Equity Bank shareholders approve Uganda Microfinance buyout

Jun 30, 2008

SHAREHOLDERS of Equity Bank of Kenya on Friday gave a nod to the bank to acquire the Uganda Microfinance Limited (UML) –one of the leading microfinance companies in Uganda.

By Reuben Olita in Nairobi

SHAREHOLDERS of Equity Bank of Kenya on Friday gave a nod to the bank to acquire the Uganda Microfinance Limited (UML) –one of the leading microfinance companies in Uganda.

The nod effectively allows the take of 100% of the UML’s share capital. The move by the shareholders at the bank’s annual general meeting at Nairobi’s Kenyatta International Conference Centre followed the approval of the deal by the Bank of Uganda early last week.

The Bank of Uganda under the Microfinance Deposit-taking Institutions Act, 2003 granted the acquisition price of Ksh1.66b to be met through an allotment to the current owners of 8.067 million new ordinary shares of the bank at a price of Ksh206 each.

The approval paved way for the Central Bank of Kenya to give its verdict on the ground-breaking cross-border acquisition by Kenya’s leading bank in term’s of market share and customer base.

The shareholders decision was necessitated primarily by the creation of new ordinary shares.

The shareholders gave the green-light based on their assent to the company’s expansion programme announced during a meeting convened last December to approve the injection of capital by its new strategic equity partner, Helios EB.

The deal marks the first time an indigenous Kenyan financial institution has made a 100% acquisition of such magnitude in the region.

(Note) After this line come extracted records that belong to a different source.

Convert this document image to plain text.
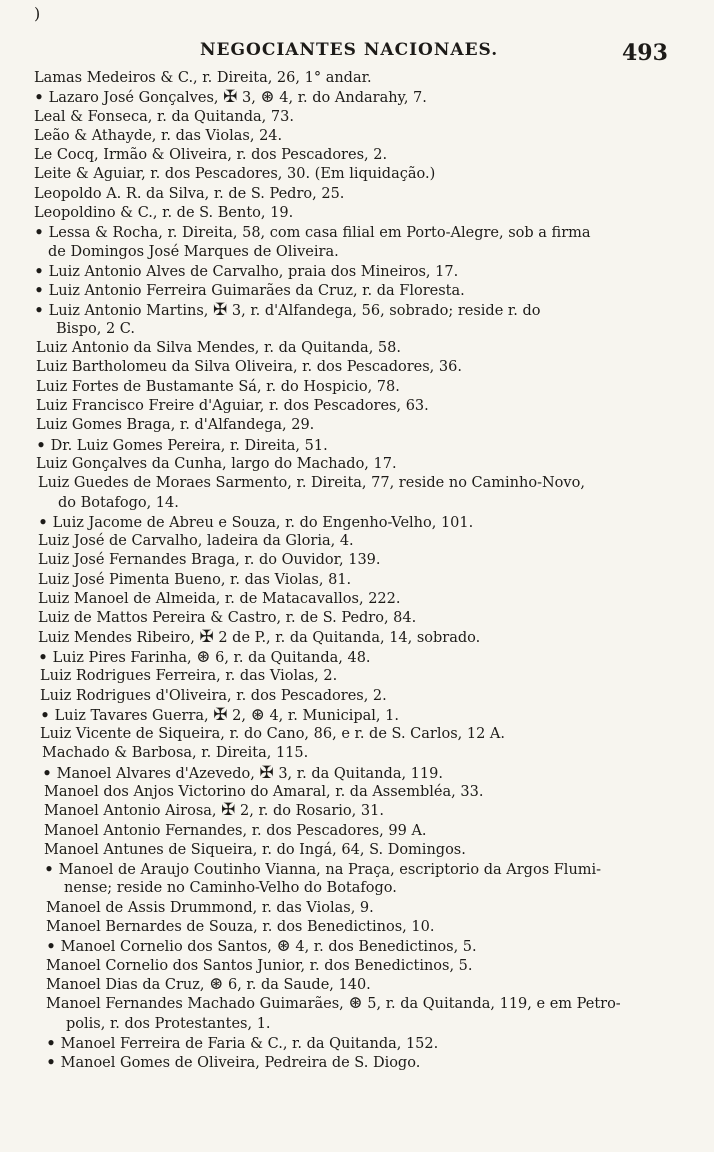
)
NEGOCIANTES NACIONAES.	493
Lamas Medeiros & C., r. Direita, 26, 1° andar.
• Lazaro José Gonçalves, ✠ 3, ⊛ 4, r. do Andarahy, 7.
Leal & Fonseca, r. da Quitanda, 73.
Leão & Athayde, r. das Violas, 24.
Le Cocq, Irmão & Oliveira, r. dos Pescadores, 2.
Leite & Aguiar, r. dos Pescadores, 30. (Em liquidação.)
Leopoldo A. R. da Silva, r. de S. Pedro, 25.
Leopoldino & C., r. de S. Bento, 19.
• Lessa & Rocha, r. Direita, 58, com casa filial em Porto-Alegre, sob a firma
de Domingos José Marques de Oliveira.
• Luiz Antonio Alves de Carvalho, praia dos Mineiros, 17.
• Luiz Antonio Ferreira Guimarães da Cruz, r. da Floresta.
• Luiz Antonio Martins, ✠ 3, r. d'Alfandega, 56, sobrado; reside r. do
Bispo, 2 C.
Luiz Antonio da Silva Mendes, r. da Quitanda, 58.
Luiz Bartholomeu da Silva Oliveira, r. dos Pescadores, 36.
Luiz Fortes de Bustamante Sá, r. do Hospicio, 78.
Luiz Francisco Freire d'Aguiar, r. dos Pescadores, 63.
Luiz Gomes Braga, r. d'Alfandega, 29.
• Dr. Luiz Gomes Pereira, r. Direita, 51.
Luiz Gonçalves da Cunha, largo do Machado, 17.
Luiz Guedes de Moraes Sarmento, r. Direita, 77, reside no Caminho-Novo,
do Botafogo, 14.
• Luiz Jacome de Abreu e Souza, r. do Engenho-Velho, 101.
Luiz José de Carvalho, ladeira da Gloria, 4.
Luiz José Fernandes Braga, r. do Ouvidor, 139.
Luiz José Pimenta Bueno, r. das Violas, 81.
Luiz Manoel de Almeida, r. de Matacavallos, 222.
Luiz de Mattos Pereira & Castro, r. de S. Pedro, 84.
Luiz Mendes Ribeiro, ✠ 2 de P., r. da Quitanda, 14, sobrado.
• Luiz Pires Farinha, ⊛ 6, r. da Quitanda, 48.
Luiz Rodrigues Ferreira, r. das Violas, 2.
Luiz Rodrigues d'Oliveira, r. dos Pescadores, 2.
• Luiz Tavares Guerra, ✠ 2, ⊛ 4, r. Municipal, 1.
Luiz Vicente de Siqueira, r. do Cano, 86, e r. de S. Carlos, 12 A.
Machado & Barbosa, r. Direita, 115.
• Manoel Alvares d'Azevedo, ✠ 3, r. da Quitanda, 119.
Manoel dos Anjos Victorino do Amaral, r. da Assembléa, 33.
Manoel Antonio Airosa, ✠ 2, r. do Rosario, 31.
Manoel Antonio Fernandes, r. dos Pescadores, 99 A.
Manoel Antunes de Siqueira, r. do Ingá, 64, S. Domingos.
• Manoel de Araujo Coutinho Vianna, na Praça, escriptorio da Argos Flumi-
nense; reside no Caminho-Velho do Botafogo.
Manoel de Assis Drummond, r. das Violas, 9.
Manoel Bernardes de Souza, r. dos Benedictinos, 10.
• Manoel Cornelio dos Santos, ⊛ 4, r. dos Benedictinos, 5.
Manoel Cornelio dos Santos Junior, r. dos Benedictinos, 5.
Manoel Dias da Cruz, ⊛ 6, r. da Saude, 140.
Manoel Fernandes Machado Guimarães, ⊛ 5, r. da Quitanda, 119, e em Petro-
polis, r. dos Protestantes, 1.
• Manoel Ferreira de Faria & C., r. da Quitanda, 152.
• Manoel Gomes de Oliveira, Pedreira de S. Diogo.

UML is the dominant microfinance institution in Uganda, operating profitably with 26 branches and 14 offices.

Dr. James Mwangi, the Equity chief executive officer, said since the massive investment by Helios EB International in 2007, the bank had been actively engaged in looking for opportunities for regional expansion.

“The acquisition of UML was in line with the bank’s expansion strategy, and provided an optimum entry point into the Ugandan market,” Mwangi explained.

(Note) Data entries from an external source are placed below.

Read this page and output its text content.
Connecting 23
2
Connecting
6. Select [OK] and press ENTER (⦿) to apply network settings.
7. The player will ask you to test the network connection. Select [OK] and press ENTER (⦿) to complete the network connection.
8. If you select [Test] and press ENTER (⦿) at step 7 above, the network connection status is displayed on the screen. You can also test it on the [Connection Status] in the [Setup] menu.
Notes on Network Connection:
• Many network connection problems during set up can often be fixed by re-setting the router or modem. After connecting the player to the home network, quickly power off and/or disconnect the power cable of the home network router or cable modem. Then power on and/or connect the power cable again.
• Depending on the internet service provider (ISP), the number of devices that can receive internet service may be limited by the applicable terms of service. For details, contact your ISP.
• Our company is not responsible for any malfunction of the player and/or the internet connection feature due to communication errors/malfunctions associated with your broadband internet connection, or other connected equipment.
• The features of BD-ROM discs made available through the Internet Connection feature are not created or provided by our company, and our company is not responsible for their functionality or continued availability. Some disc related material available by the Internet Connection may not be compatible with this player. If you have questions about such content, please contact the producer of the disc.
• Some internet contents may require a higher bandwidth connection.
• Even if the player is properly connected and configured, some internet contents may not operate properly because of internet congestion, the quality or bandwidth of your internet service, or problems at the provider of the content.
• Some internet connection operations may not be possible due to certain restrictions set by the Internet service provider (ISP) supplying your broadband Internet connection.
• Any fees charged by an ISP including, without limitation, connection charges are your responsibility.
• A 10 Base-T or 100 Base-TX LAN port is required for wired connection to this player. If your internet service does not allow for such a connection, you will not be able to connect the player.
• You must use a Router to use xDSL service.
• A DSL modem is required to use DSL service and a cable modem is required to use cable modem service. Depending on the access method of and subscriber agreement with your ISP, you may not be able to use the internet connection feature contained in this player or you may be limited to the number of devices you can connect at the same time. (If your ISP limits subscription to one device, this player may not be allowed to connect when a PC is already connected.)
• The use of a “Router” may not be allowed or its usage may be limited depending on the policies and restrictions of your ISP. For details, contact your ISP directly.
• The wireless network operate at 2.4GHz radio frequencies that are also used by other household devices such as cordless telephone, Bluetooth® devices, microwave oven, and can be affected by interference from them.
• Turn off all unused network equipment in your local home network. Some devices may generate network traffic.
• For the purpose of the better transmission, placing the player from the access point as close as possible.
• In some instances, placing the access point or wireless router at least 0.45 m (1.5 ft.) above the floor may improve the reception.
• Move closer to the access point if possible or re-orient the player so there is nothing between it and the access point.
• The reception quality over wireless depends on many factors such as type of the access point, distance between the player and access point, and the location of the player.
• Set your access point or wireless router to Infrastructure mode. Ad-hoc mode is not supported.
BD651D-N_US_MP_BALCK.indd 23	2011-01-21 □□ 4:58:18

Mwangi said the bank envisaged that the current micro-finance business in Uganda was poised for exponential growth.

He disclosed that the plan was to extend UML’s offering into a full-scale commercial bank, subject to approval by the Bank of Uganda.

The acquisition of the UML by Equity comes at a time when the bank has embarked on an ambitious programme to consolidate its current growth by opening new branches in the country, and expanding into the East African region.

Last year, Equity posted an impressive performance, announcing a pre-tax profit of sh2.4b, a 116% increase up from sh1.1b recorded in the same period the previous year.